VMs and bare-metal
Setting up an Arroyo cluster on VMs or bare-metal servers
This document will cover how to run an Arroyo cluster on Linux VMs or bare-metal server, like EC2 instances. This requires a good understanding of the Arroyo architecture. For an easier approach to running a production-quality Arroyo cluster, see the docs for running on top of Kubernetes.
Before starting this guide, follow the common setup steps in the deployment overview guide.
There are two options for running Arroyo on VMs; you may run the arroyo binary directly, or use Docker.
Binaries for release versions are available for Linux (x86 and ARM) and MacOS (M1) on the Github Releases page, or you can build your own binaries by following the dev guide.
If building your own binary, make sure to use the
--release
flag when calling cargo build
. You may also want to build on a machine with the same CPU
as you plan to deploy with and use the env var RUSTFLAGS='-C target-cpu=native'
to get the best performance
at the cost of portability to CPUs with different micro-architectures.
Alternatively, you can run the arroyo docker image, ghcr.io/arroyosystems/arroyo:latest
.
Running the migrations
As covered in the dev setup, you will need to run the database migrations on your database before starting the cluster. Currently only Postgres is supported.
By default, Arroyo will expect a database called arroyo
, a user account arroyo
with password arroyo
at localhost:5432
. These can be configured via the following environment variables:
DATABASE_NAME
DATABASE_HOST
DATABASE_PORT
DATABASE_USER
DATABASE_PASSWORD
$ arroyo-bin migrate
Running the cluster
The Arroyo cluster can run in two modes on VMs; either as a single-node cluster using the process scheduler, or as a distributed cluster using the node scheduler. The former is simpler, but cannot scale horizontally.

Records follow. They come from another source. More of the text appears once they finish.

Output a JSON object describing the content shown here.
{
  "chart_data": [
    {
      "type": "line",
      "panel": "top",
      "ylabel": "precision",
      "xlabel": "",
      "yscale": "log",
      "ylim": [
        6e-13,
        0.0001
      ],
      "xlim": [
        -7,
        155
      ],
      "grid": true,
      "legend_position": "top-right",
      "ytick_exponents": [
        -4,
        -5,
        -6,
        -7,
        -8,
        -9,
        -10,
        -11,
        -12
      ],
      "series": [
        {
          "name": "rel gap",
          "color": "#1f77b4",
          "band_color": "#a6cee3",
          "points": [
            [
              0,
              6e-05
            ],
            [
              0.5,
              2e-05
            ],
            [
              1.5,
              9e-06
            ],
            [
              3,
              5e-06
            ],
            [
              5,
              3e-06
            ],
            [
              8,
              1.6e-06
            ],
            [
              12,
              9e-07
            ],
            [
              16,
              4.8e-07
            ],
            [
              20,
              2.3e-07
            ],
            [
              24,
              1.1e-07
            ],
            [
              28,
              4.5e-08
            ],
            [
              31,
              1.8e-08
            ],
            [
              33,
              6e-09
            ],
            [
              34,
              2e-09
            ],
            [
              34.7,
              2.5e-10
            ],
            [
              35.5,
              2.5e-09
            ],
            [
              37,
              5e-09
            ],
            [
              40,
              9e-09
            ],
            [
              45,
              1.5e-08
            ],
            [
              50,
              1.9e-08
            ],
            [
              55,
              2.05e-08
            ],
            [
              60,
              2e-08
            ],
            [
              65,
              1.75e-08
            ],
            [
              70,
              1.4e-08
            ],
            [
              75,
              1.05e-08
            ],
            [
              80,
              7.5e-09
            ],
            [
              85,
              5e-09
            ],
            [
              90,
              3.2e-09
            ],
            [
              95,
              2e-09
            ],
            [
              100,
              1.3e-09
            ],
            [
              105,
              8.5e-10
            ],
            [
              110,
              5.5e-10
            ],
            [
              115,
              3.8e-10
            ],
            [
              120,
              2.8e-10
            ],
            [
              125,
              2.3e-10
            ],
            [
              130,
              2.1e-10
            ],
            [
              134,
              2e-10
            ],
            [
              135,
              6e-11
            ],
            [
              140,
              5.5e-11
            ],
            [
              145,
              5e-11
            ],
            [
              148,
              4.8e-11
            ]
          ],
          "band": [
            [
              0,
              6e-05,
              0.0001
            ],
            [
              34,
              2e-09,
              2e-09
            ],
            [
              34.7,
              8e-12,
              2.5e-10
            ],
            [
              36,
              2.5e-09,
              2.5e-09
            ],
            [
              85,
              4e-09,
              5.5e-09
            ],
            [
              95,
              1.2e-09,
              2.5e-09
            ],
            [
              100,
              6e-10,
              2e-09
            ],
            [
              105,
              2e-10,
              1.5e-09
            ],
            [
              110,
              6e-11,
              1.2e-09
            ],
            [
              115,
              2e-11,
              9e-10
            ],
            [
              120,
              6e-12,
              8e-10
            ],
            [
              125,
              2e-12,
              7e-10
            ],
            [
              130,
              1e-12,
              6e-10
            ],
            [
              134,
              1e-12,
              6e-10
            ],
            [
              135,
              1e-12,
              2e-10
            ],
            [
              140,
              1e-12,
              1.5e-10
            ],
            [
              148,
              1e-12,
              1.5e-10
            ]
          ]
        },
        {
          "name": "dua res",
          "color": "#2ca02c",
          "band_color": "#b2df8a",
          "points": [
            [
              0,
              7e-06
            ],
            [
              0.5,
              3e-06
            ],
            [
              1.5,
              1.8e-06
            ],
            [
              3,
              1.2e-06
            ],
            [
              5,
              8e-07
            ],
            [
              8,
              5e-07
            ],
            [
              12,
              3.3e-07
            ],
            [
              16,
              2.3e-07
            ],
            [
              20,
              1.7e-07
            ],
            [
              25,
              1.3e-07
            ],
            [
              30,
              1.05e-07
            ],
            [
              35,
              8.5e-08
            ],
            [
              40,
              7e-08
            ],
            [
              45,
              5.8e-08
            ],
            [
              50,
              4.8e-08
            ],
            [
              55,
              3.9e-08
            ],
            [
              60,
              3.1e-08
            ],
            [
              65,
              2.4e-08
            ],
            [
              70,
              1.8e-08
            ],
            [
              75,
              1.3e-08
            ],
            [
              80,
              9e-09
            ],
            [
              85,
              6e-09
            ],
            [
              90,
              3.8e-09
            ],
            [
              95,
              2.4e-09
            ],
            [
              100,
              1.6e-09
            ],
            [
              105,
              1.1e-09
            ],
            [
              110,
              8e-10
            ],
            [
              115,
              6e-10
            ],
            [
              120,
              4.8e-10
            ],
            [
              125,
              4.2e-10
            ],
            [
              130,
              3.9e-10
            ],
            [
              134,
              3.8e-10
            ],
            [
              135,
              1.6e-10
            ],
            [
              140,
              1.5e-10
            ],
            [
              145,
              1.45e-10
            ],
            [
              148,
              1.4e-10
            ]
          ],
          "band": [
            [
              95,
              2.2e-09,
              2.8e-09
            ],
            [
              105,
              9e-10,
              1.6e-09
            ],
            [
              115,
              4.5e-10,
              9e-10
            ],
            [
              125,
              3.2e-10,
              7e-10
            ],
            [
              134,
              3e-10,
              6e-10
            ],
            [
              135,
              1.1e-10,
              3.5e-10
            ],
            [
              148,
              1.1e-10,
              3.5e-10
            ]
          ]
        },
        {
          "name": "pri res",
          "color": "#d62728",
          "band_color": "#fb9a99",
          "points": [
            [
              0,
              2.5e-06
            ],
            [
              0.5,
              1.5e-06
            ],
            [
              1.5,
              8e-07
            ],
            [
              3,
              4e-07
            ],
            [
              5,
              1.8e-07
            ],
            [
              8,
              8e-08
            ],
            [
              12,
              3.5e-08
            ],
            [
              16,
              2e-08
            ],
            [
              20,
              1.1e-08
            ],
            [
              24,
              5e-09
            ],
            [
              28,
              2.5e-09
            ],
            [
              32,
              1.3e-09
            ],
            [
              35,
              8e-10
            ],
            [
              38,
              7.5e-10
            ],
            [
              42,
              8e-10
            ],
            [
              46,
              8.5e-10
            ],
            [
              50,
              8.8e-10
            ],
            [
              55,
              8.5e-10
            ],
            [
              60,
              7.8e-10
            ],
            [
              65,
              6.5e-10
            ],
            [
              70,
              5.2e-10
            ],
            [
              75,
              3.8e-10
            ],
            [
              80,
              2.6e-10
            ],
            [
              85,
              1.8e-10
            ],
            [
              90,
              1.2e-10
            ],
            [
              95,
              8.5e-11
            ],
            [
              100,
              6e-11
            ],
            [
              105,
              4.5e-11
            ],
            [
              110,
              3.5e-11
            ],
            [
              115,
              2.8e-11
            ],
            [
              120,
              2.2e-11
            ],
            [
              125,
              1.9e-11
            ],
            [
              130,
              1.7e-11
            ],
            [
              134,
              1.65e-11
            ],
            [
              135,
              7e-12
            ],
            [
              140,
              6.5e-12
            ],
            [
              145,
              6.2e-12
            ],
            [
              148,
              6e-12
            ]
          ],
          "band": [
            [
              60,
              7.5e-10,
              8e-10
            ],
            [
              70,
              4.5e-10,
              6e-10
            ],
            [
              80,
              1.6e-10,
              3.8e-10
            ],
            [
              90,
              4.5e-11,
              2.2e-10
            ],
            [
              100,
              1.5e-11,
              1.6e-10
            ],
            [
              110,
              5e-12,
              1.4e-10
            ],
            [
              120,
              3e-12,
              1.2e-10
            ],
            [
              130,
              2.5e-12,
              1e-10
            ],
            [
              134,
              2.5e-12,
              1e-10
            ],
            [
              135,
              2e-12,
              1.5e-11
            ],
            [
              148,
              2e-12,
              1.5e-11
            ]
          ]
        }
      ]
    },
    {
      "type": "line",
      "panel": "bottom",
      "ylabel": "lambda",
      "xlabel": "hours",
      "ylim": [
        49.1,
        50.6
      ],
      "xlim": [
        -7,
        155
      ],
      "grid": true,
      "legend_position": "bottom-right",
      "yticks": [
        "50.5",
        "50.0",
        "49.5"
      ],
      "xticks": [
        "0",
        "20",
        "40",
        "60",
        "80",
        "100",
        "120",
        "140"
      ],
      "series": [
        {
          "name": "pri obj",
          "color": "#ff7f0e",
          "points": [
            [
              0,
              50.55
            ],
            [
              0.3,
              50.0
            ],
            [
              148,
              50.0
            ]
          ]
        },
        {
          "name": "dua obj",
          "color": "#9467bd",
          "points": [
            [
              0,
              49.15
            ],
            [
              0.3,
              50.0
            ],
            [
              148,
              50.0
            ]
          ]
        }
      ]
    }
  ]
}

Additionally, you may decide to run all Arroyo services together in a single process, or as a separate processes for high-availability. This guide will only cover the former; for guidance on more complex deployments please reach out to the dev team on Discord or at support@arroyo.systems.
Configuration
In addition to the database configs described in the migration section, there are several other configuration options that you may wish to set via environment variables, including CHECKPOINT_URL and ARTIFACT_URL. Note that for a distributed cluster, those must be set to remote storage that is accessible by all nodes in the cluster.
Arroyo services
The entire Arroyo control plane can be run as a single process with the cluster subcommand:
$ arroyo-bin cluster
For high-availability, this should be managed by a process manager like systemd.
Schedulers
Arroyo ships with two schedulers that can be used for
VM deployments: process
and node
.
Process scheduler
The process scheduler is the default. It runs pipelines by spawning new processes on the same host as the control plane. This is great for simple, single-node deployments as no other infrastructure is required.

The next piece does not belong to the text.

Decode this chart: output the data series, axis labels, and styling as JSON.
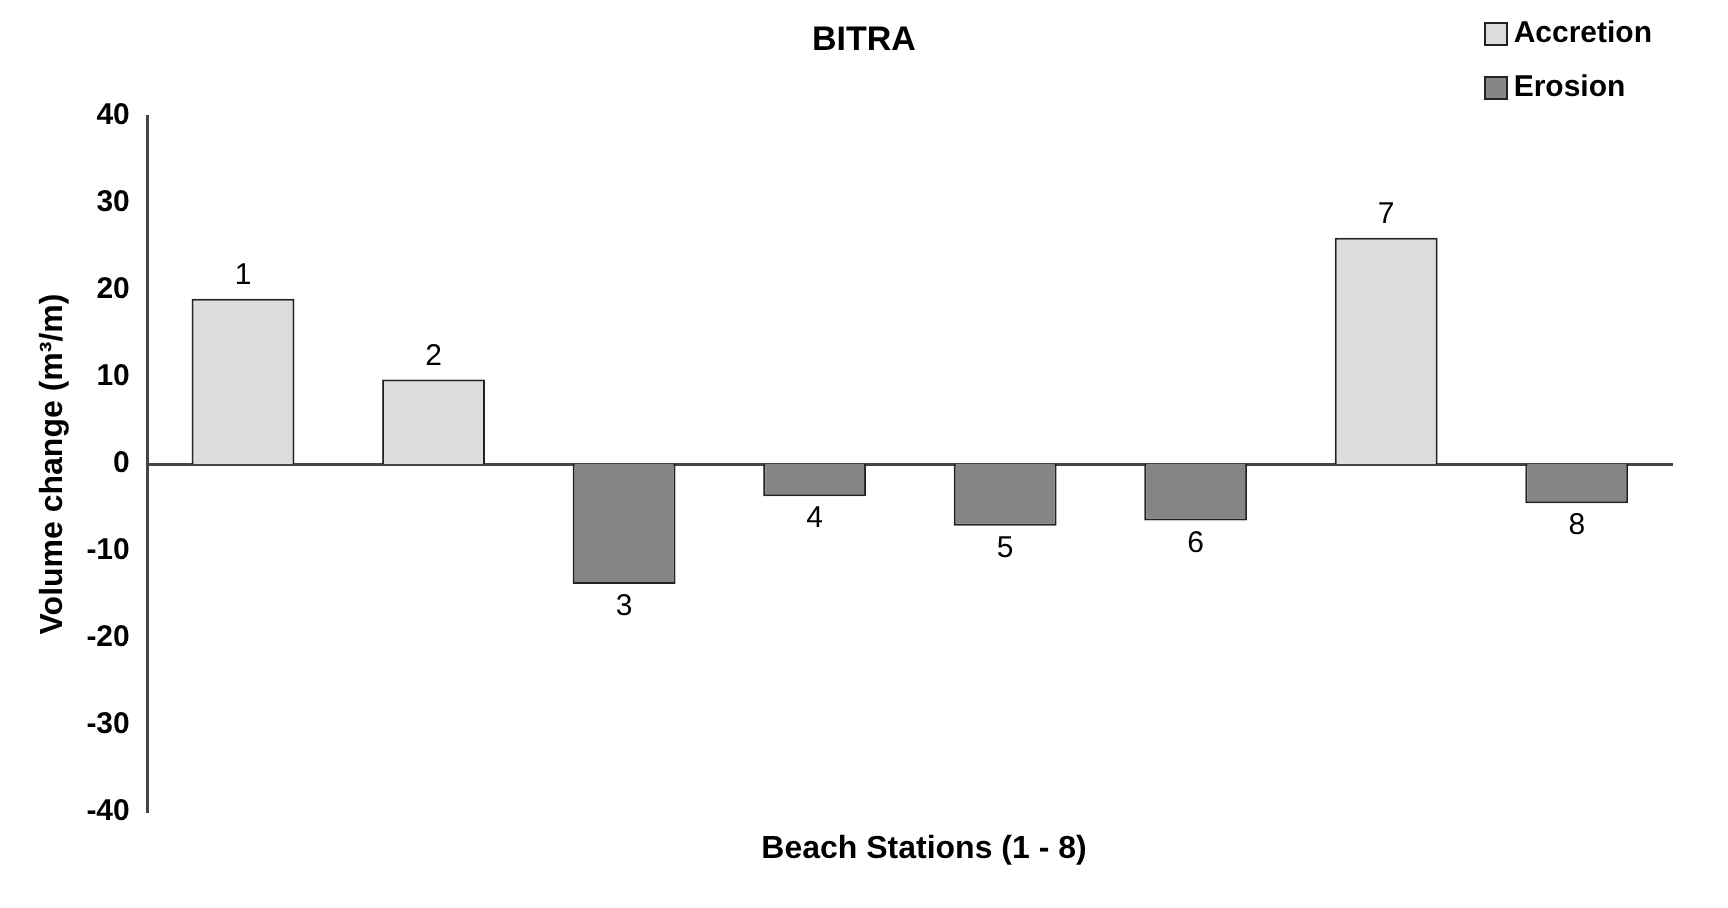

To use the process scheduler, run the control plane with SCHEDULER=process
or with no SCHEDULER
configuration.
Node scheduler
The node scheduler supports running a distributed Arroyo cluster without
requiring Kubernetes or another complex distributed runtime. An Arroyo node cluster is
made up on some number of hosts running the node
process, which are able to schedule work,
and a control plane running with SCHEDULER=node
.
A node can be run via the arroyo-bin binary or Docker image:
$ CONTROLLER_ADDR=http://localhost:9190 arroyo-bin node
Replace the CONTROLLER_ADDR
configuration with the host and port that the controller is running on.
Note that the node should always be run within a process manager that restarts it, like systemd; nodes are designed to restart when they lose connection to the controller.
Nodes can be configured with a given number of slots, via the SLOTS_PER_NODE
environment variable. This controls how many parallel subtasks can run on that node;
typically, you would want to set this to the number of CPUs but this can be somewhat
hardware and workload dependent.
Prometheus
Prometheus is required for the Web UI metrics support. All Arroyo services run a
Prometheus exporter on their admin HTTP port (8001 for the API, and 9191 for the
controller) at /metrics
.
The workers rely on the Prometheus pushgateway to produce metrics. You will need
to run a pushgateway instance on the nodes that run the Arroyo workers at the
default endpoint of localhost:9091
, and you will need to configure your
prometheus instance to scrape the pushgateways.